Relativistic three-body effects in hierarchical triples

Abstract

The hierarchical three-body problem has many applications in relativistic astrophysics, and can play an important role in the formation of the binary black hole mergers detected by LIGO/Virgo. However, many studies have only included relativistic corrections responsible for the precession of pericenter of the inner and outer binaries, neglecting relativistic interactions between the three bodies. We revisit this problem and develop a fully consistent derivation of the secular three-body problem to first post-Newtonian order. We start with the Einstein-Infeld-Hoffman equations for a three-body system and expand the accelerations as a power series in the ratio of the semi-major axes of the inner ($a_1$) and outer ($a_2$) binary.
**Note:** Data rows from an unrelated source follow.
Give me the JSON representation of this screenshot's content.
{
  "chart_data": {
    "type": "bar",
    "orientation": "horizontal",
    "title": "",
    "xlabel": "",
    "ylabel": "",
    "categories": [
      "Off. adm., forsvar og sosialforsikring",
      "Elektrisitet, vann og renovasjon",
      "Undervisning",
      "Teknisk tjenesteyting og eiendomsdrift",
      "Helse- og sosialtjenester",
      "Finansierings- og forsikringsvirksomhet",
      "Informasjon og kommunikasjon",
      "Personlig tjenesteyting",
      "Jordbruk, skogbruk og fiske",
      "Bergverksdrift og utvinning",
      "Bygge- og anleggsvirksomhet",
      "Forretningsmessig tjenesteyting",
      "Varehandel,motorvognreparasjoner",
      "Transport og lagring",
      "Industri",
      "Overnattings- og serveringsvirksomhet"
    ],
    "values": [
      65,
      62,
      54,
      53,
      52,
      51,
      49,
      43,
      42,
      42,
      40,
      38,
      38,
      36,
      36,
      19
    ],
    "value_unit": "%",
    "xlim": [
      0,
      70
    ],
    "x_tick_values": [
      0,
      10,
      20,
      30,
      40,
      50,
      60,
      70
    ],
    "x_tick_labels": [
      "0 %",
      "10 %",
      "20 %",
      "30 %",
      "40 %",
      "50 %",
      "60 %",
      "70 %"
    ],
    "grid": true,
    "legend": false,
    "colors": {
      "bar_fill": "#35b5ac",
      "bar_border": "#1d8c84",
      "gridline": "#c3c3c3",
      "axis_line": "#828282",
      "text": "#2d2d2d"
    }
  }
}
We then perform a post-Keplerian, two-parameter expansion of the single-orbit-averaged Lagrange planetary equations in $\delta = v^2/c^2$ and $\epsilon = a_1/a_2$ using the method of multiple scales. Using this method, we derive previously-indentified secular effects at $\delta \epsilon^{5/2}$ order that arise directly from the equations of motion. We also calculate new secular effects through $\delta \epsilon^4$ order that can lead to eccentricity growth over many Lidov-Kozai cycles when the tertiary is much more massive than the inner binary. In such cases, inclusion of these effects can substantially alter the evolution of three-body systems as compared to an analysis in which they are neglected. Careful analysis of post-Newtonian three-body effects will be important to understand the formation and properties of coalescing binaries that form via three-body dynamical processes.